管理人さんはプレゼントをしたい
今日も元気に朝を迎えた。
もうすぐ大学の夏休みも終わろうとしている。高校までと違って期間が九月まであったりしたけど、やっぱり夏休みは楽しかった。それに夏休みがあったからこそ……美来と付き合うことができたわけだし。
「あー……もっと夏休みがあればなあ」
だからこんなことを思ってしまうのは仕方がない。まあ言うて大学が嫌なわけじゃないし、これからも美来と一緒にいられるから問題ないけどさ。
「さて……歯磨こ」
洗面所に行って俺は歯を磨き、顔を洗う。だってもうすぐ来るんだもの。
「お」
家のインターホンが鳴らされ、俺は扉を開ける。するとそこにはいつも通り、美来の姿がある。もはやこれは、俺にとってかけがえのない日常だ。
「おはようございます、泰さん」
「おはよう、美来」
制服を着た美来はニコリと可愛く笑って、おはようの挨拶をお互いに言ってはいつも通り朝ごはんを作るために俺の部屋に上がる。
「今日はオムレツを作ろうと思います。泰さんはそれでいいですか?」
「もちろん。美来が作る料理はなんでも美味しいから」
「もう……泰さんは褒め上手です」
事実を言っただけなんだけどな。美来は照れた表情を見せてきた。まあ、そんなところも可愛いんだけど。
「……そういえば泰さん。泰さんは……何か欲しいものがありますか?」
オムレツを作りながら、美来はふとそんなことを聞いてくる。
「欲しいもの? うーん……特にはないかな。でもいきなりどうしたの?」
「い、いやその……。……だって、泰さんもうすぐ誕生日じゃないですか」
「……あ! すっかり忘れてた!」
夏休みってのは毎日が休みだから、ついつい日付を気にしないで生活してしまう。だから九月の月末に自分の誕生日が近づいてることをすっかり忘れていたのだ。……まー、自分でも中々にやべーなーとは思う。
「わ、忘れてたんですか!? 泰さん……それはダメですよ」
美来もちょっと呆れた顔をしている。
「ほんとそうだよね……なんか、美来との毎日が楽しくてつい」
「! ……そ、それは……ありがとうございます。で、でも! せっかくの泰さんの誕生日です! 盛大にお祝いしたいんです! だから……さっき欲しいものを聞いたんですよ」
「なるほど……。でも別に俺、本当に欲しいものとかないよ。美来と一緒に居られるだけでも幸せだ」
美来には色々お世話になってるし、余計な負担をかけたりしたくない気持ちが強い。それに実際俺は美来と一緒にいられるだけで幸せだから。
「……でも、私は泰さんに素敵なプレゼントを貰いました。だから……お返しをしたいんです」
それでも美来は俺に訴えかけてくる。……そこまで言われたら、断る方が失礼だよな。なら、
「それじゃあ……美来と一緒に誕生日ケーキを食べたい」
俺が出した案は、それだ。
「ケーキ、ですか?」
「うん。
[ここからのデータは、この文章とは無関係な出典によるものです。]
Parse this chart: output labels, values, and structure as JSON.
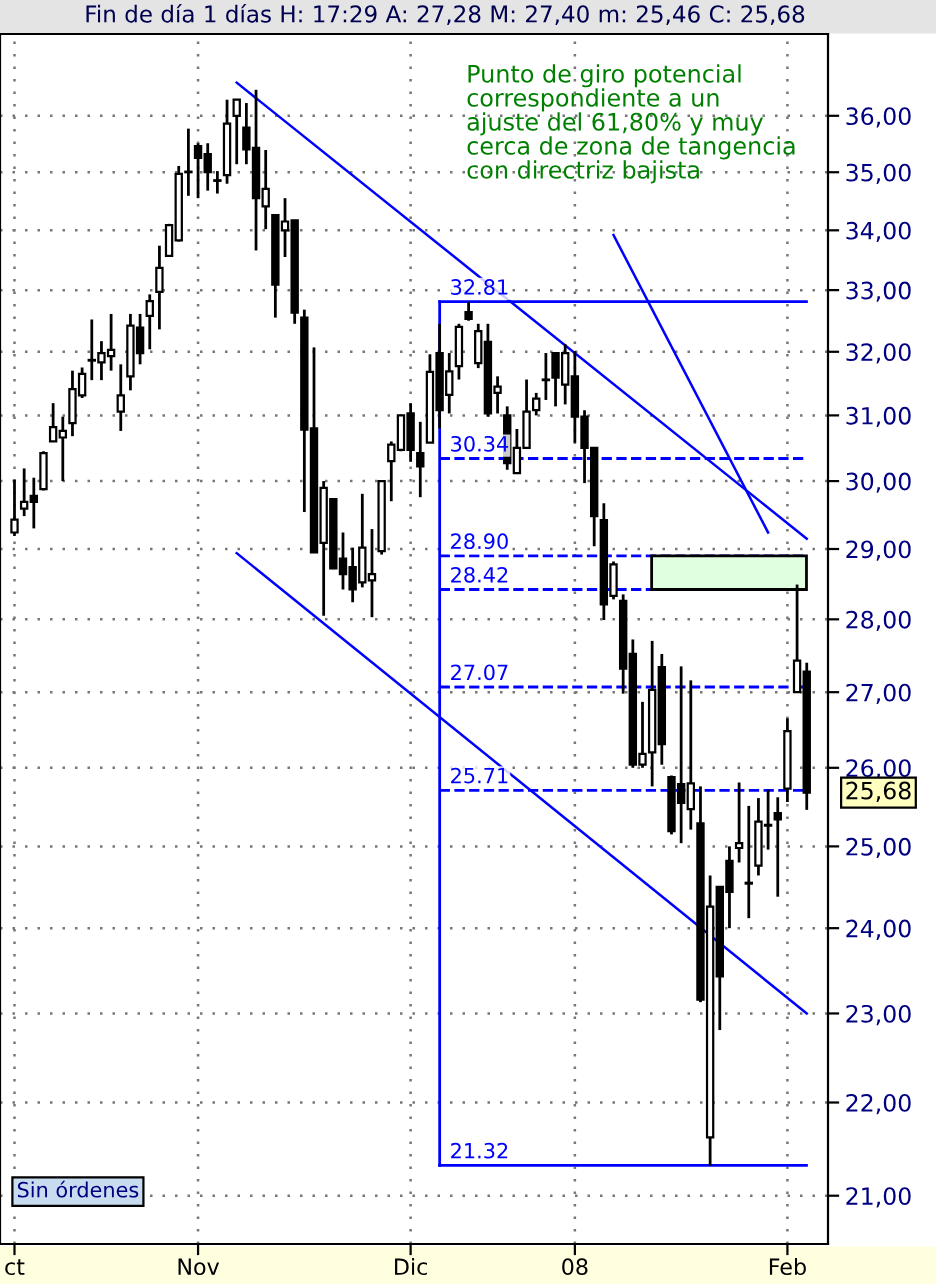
{
  "chart_data": {
    "type": "candlestick",
    "title": "Fin de día 1 días H: 17:29 A: 27,28 M: 27,40 m: 25,46 C: 25,68",
    "categories": [
      "ct",
      null,
      null,
      null,
      null,
      null,
      null,
      null,
      null,
      null,
      null,
      null,
      null,
      null,
      null,
      null,
      null,
      null,
      null,
      "Nov",
      null,
      null,
      null,
      null,
      null,
      null,
      null,
      null,
      null,
      null,
      null,
      null,
      null,
      null,
      null,
      null,
      null,
      null,
      null,
      null,
      null,
      "Dic",
      null,
      null,
      null,
      null,
      null,
      null,
      null,
      null,
      null,
      null,
      null,
      null,
      null,
      null,
      null,
      null,
      "08",
      null,
      null,
      null,
      null,
      null,
      null,
      null,
      null,
      null,
      null,
      null,
      null,
      null,
      null,
      null,
      null,
      null,
      null,
      null,
      null,
      null,
      "Feb",
      null,
      null
    ],
    "ohlc": [
      [
        29.24,
        30.02,
        29.19,
        29.43
      ],
      [
        29.59,
        30.19,
        29.48,
        29.69
      ],
      [
        29.78,
        30.05,
        29.3,
        29.69
      ],
      [
        29.88,
        30.45,
        29.86,
        30.42
      ],
      [
        30.6,
        31.19,
        30.6,
        30.82
      ],
      [
        30.66,
        30.98,
        30.0,
        30.76
      ],
      [
        30.88,
        31.7,
        30.68,
        31.41
      ],
      [
        31.31,
        31.75,
        31.27,
        31.65
      ],
      [
        31.86,
        32.52,
        31.55,
        31.87
      ],
      [
        31.83,
        32.17,
        31.55,
        31.98
      ],
      [
        31.93,
        32.61,
        31.7,
        32.03
      ],
      [
        31.06,
        31.8,
        30.76,
        31.31
      ],
      [
        31.61,
        32.61,
        31.39,
        32.42
      ],
      [
        32.39,
        32.61,
        31.8,
        31.98
      ],
      [
        32.58,
        32.93,
        32.04,
        32.82
      ],
      [
        32.97,
        33.74,
        32.36,
        33.37
      ],
      [
        33.57,
        34.11,
        33.55,
        34.09
      ],
      [
        33.83,
        35.11,
        33.81,
        34.97
      ],
      [
        35.0,
        35.77,
        34.59,
        35.01
      ],
      [
        35.46,
        35.51,
        34.55,
        35.25
      ],
      [
        35.32,
        35.51,
        34.68,
        35.0
      ],
      [
        34.85,
        35.02,
        34.63,
        34.86
      ],
      [
        34.95,
        36.29,
        34.8,
        35.86
      ],
      [
        36.0,
        36.29,
        35.14,
        36.29
      ],
      [
        35.79,
        36.23,
        35.14,
        35.4
      ],
      [
        35.43,
        36.47,
        33.66,
        34.55
      ],
      [
        34.41,
        35.39,
        34.02,
        34.71
      ],
      [
        34.26,
        34.26,
        32.55,
        33.09
      ],
      [
        34.0,
        34.55,
        33.55,
        34.15
      ],
      [
        34.17,
        34.17,
        32.45,
        32.63
      ],
      [
        32.55,
        32.68,
        29.54,
        30.78
      ],
      [
        30.8,
        32.07,
        28.95,
        28.95
      ],
      [
        29.09,
        30.0,
        28.05,
        29.9
      ],
      [
        29.73,
        29.73,
        28.71,
        28.72
      ],
      [
        28.86,
        29.24,
        28.42,
        28.64
      ],
      [
        28.74,
        29.02,
        28.24,
        28.42
      ],
      [
        28.52,
        29.81,
        28.45,
        29.02
      ],
      [
        28.55,
        29.29,
        28.03,
        28.64
      ],
      [
        28.97,
        30.0,
        28.92,
        30.0
      ],
      [
        30.3,
        30.6,
        29.7,
        30.55
      ],
      [
        30.47,
        31.0,
        30.45,
        31.0
      ],
      [
        31.03,
        31.19,
        30.29,
        30.47
      ],
      [
        30.42,
        30.9,
        29.76,
        30.22
      ],
      [
        30.58,
        31.96,
        30.58,
        31.68
      ],
      [
        31.98,
        32.45,
        30.8,
        31.08
      ],
      [
        31.32,
        31.98,
        31.03,
        31.69
      ],
      [
        31.77,
        32.45,
        31.56,
        32.4
      ],
      [
        32.64,
        32.81,
        32.5,
        32.53
      ],
      [
        31.82,
        32.45,
        31.74,
        32.33
      ],
      [
        32.16,
        32.45,
        30.98,
        31.03
      ],
      [
        31.35,
        31.61,
        31.03,
        31.45
      ],
      [
        31.0,
        31.14,
        30.17,
        30.27
      ],
      [
        30.12,
        30.79,
        30.12,
        30.5
      ],
      [
        30.5,
        31.56,
        30.5,
        31.06
      ],
      [
        31.08,
        31.35,
        31.0,
        31.26
      ],
      [
        31.55,
        31.98,
        31.24,
        31.56
      ],
      [
        31.98,
        31.98,
        31.14,
        31.59
      ],
      [
        31.48,
        32.12,
        31.17,
        31.98
      ],
      [
        31.61,
        32.01,
        30.58,
        30.98
      ],
      [
        30.98,
        31.08,
        29.97,
        30.5
      ],
      [
        30.5,
        30.5,
        29.04,
        29.48
      ],
      [
        29.42,
        29.67,
        27.99,
        28.21
      ],
      [
        28.33,
        28.82,
        28.28,
        28.78
      ],
      [
        28.26,
        28.35,
        26.98,
        27.32
      ],
      [
        27.52,
        27.72,
        26.0,
        26.04
      ],
      [
        26.04,
        26.87,
        26.0,
        26.18
      ],
      [
        26.2,
        27.7,
        25.76,
        27.03
      ],
      [
        27.34,
        27.52,
        26.04,
        26.31
      ],
      [
        25.88,
        25.9,
        25.15,
        25.19
      ],
      [
        25.79,
        27.35,
        25.04,
        25.55
      ],
      [
        25.47,
        27.16,
        25.21,
        25.8
      ],
      [
        25.29,
        25.76,
        23.13,
        23.16
      ],
      [
        21.62,
        24.64,
        21.32,
        24.26
      ],
      [
        24.5,
        24.5,
        22.81,
        23.43
      ],
      [
        24.82,
        25.0,
        24.0,
        24.44
      ],
      [
        24.98,
        25.81,
        24.8,
        25.04
      ],
      [
        24.54,
        25.51,
        24.12,
        24.55
      ],
      [
        24.76,
        25.61,
        24.64,
        25.31
      ],
      [
        25.26,
        25.72,
        24.96,
        25.27
      ],
      [
        25.42,
        25.62,
        24.38,
        25.34
      ],
      [
        25.73,
        26.65,
        25.56,
        26.48
      ],
      [
        27.0,
        28.49,
        27.0,
        27.43
      ],
      [
        27.28,
        27.4,
        25.46,
        25.68
      ]
    ],
    "series": [
      {
        "type": "line",
        "color": "#0000ff",
        "values": [
          null,
          null,
          null,
          null,
          null,
          null,
          null,
          null,
          null,
          null,
          null,
          null,
          null,
          null,
          null,
          null,
          null,
          null,
          null,
          null,
          null,
          null,
          null,
          36.6,
          null,
          null,
          null,
          null,
          null,
          null,
          null,
          null,
          null,
          null,
          null,
          null,
          null,
          null,
          null,
          null,
          null,
          null,
          null,
          null,
          null,
          null,
          null,
          null,
          null,
          null,
          null,
          null,
          null,
          null,
          null,
          null,
          null,
          null,
          null,
          null,
          null,
          null,
          null,
          null,
          null,
          null,
          null,
          null,
          null,
          null,
          null,
          null,
          null,
          null,
          null,
          null,
          null,
          null,
          null,
          null,
          null,
          null,
          29.15
        ]
      },
      {
        "type": "line",
        "color": "#0000ff",
        "values": [
          null,
          null,
          null,
          null,
          null,
          null,
          null,
          null,
          null,
          null,
          null,
          null,
          null,
          null,
          null,
          null,
          null,
          null,
          null,
          null,
          null,
          null,
          null,
          28.94,
          null,
          null,
          null,
          null,
          null,
          null,
          null,
          null,
          null,
          null,
          null,
          null,
          null,
          null,
          null,
          null,
          null,
          null,
          null,
          null,
          null,
          null,
          null,
          null,
          null,
          null,
          null,
          null,
          null,
          null,
          null,
          null,
          null,
          null,
          null,
          null,
          null,
          null,
          null,
          null,
          null,
          null,
          null,
          null,
          null,
          null,
          null,
          null,
          null,
          null,
          null,
          null,
          null,
          null,
          null,
          null,
          null,
          null,
          23.0
        ]
      },
      {
        "type": "line",
        "color": "#0000ff",
        "values": [
          null,
          null,
          null,
          null,
          null,
          null,
          null,
          null,
          null,
          null,
          null,
          null,
          null,
          null,
          null,
          null,
          null,
          null,
          null,
          null,
          null,
          null,
          null,
          null,
          null,
          null,
          null,
          null,
          null,
          null,
          null,
          null,
          null,
          null,
          null,
          null,
          null,
          null,
          null,
          null,
          null,
          null,
          null,
          null,
          null,
          null,
          null,
          null,
          null,
          null,
          null,
          null,
          null,
          null,
          null,
          null,
          null,
          null,
          null,
          null,
          null,
          null,
          33.92,
          null,
          null,
          null,
          null,
          null,
          null,
          null,
          null,
          null,
          null,
          null,
          null,
          null,
          null,
          null,
          29.24,
          null,
          null,
          null,
          null
        ]
      }
    ],
    "log": true,
    "ylim": [
      20.5,
      37.5
    ],
    "yticks": [
      {
        "value": 21,
        "label": "21,00"
      },
      {
        "value": 22,
        "label": "22,00"
      },
      {
        "value": 23,
        "label": "23,00"
      },
      {
        "value": 24,
        "label": "24,00"
      },
      {
        "value": 25,
        "label": "25,00"
      },
      {
        "value": 26,
        "label": "26,00"
      },
      {
        "value": 27,
        "label": "27,00"
      },
      {
        "value": 28,
        "label": "28,00"
      },
      {
        "value": 29,
        "label": "29,00"
      },
      {
        "value": 30,
        "label": "30,00"
      },
      {
        "value": 31,
        "label": "31,00"
      },
      {
        "value": 32,
        "label": "32,00"
      },
      {
        "value": 33,
        "label": "33,00"
      },
      {
        "value": 34,
        "label": "34,00"
      },
      {
        "value": 35,
        "label": "35,00"
      },
      {
        "value": 36,
        "label": "36,00"
      }
    ],
    "grid": true,
    "ref_lines": [
      {
        "axis": "y",
        "value": 32.81,
        "label": "32.81",
        "color": "#0000ff",
        "line_style": "solid"
      },
      {
        "axis": "y",
        "value": 30.34,
        "label": "30.34",
        "color": "#0000ff",
        "line_style": "dashed"
      },
      {
        "axis": "y",
        "value": 28.9,
        "label": "28.90",
        "color": "#0000ff",
        "line_style": "dashed"
      },
      {
        "axis": "y",
        "value": 28.42,
        "label": "28.42",
        "color": "#0000ff",
        "line_style": "dashed"
      },
      {
        "axis": "y",
        "value": 27.07,
        "label": "27.07",
        "color": "#0000ff",
        "line_style": "dashed"
      },
      {
        "axis": "y",
        "value": 25.71,
        "label": "25.71",
        "color": "#0000ff",
        "line_style": "dashed"
      },
      {
        "axis": "y",
        "value": 21.32,
        "label": "21.32",
        "color": "#0000ff",
        "line_style": "solid"
      }
    ],
    "bands": [
      {
        "axis": "y",
        "from": 28.42,
        "to": 28.9,
        "color": "#e0ffe0"
      }
    ],
    "annotations": [
      "Punto de giro potencial\ncorrespondiente a un\najuste del 61,80% y muy\ncerca de zona de tangencia\ncon directriz bajista",
      "Sin órdenes",
      "25,68"
    ]
  }
}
美来の誕生日の時はケーキ食べれなかったから……今回は一緒に食べたいなって思って」
「……わかりました! それじゃあ頑張って作ってみますね!」
「手作り? 美来ってケーキ作れるの?」
「ちょっとだけ作ったことがあるんです。そんなに自信があるわけじゃないんですけど……絶対、泰さんを笑顔にする誕生日ケーキ作りますから!」
美来がそれだけ言ってくれるなら、期待しないわけにはいかない。美来もそう決まるとなんだか楽しそうにしている。
「じゃあ期待して待ってるよ」
「はい! 楽しみに待っててください!」
そう笑顔で美来はそう言ってくれた。その後オムレツが出来上がると一緒に食べて、一緒に朝ごはんを済ます。
美来が作る誕生日ケーキか……。ああ、なんだかんだ美来に誕生日を祝ってもらえるって決まると楽しみだ。それに絶対美来が作るケーキは美味しいに決まってるし。
「……泰さん、凄く笑顔ですね」
「え!?」
どうやらその感情が顔に漏れていたらしい。美来に微笑ましく指摘されてしまった。俺が思っている以上に楽しみなんだな……。
「それだけ楽しみにしてくれてるってことですよね。ふふっ、泰さんの期待に答えられるよう頑張らないと!」
「……そりゃあ美来が作ってくれるんだから。今日だってこんなに美味しいオムレツを作ってくれたし」
「……もう、本当に泰さんは褒めるのが上手です」
そんなこんなで、俺たちは朝ごはんを食べ終わると美来は学校に行き、俺は食器を洗う。……もちろん、今日も美来が行く前にキスしたけど。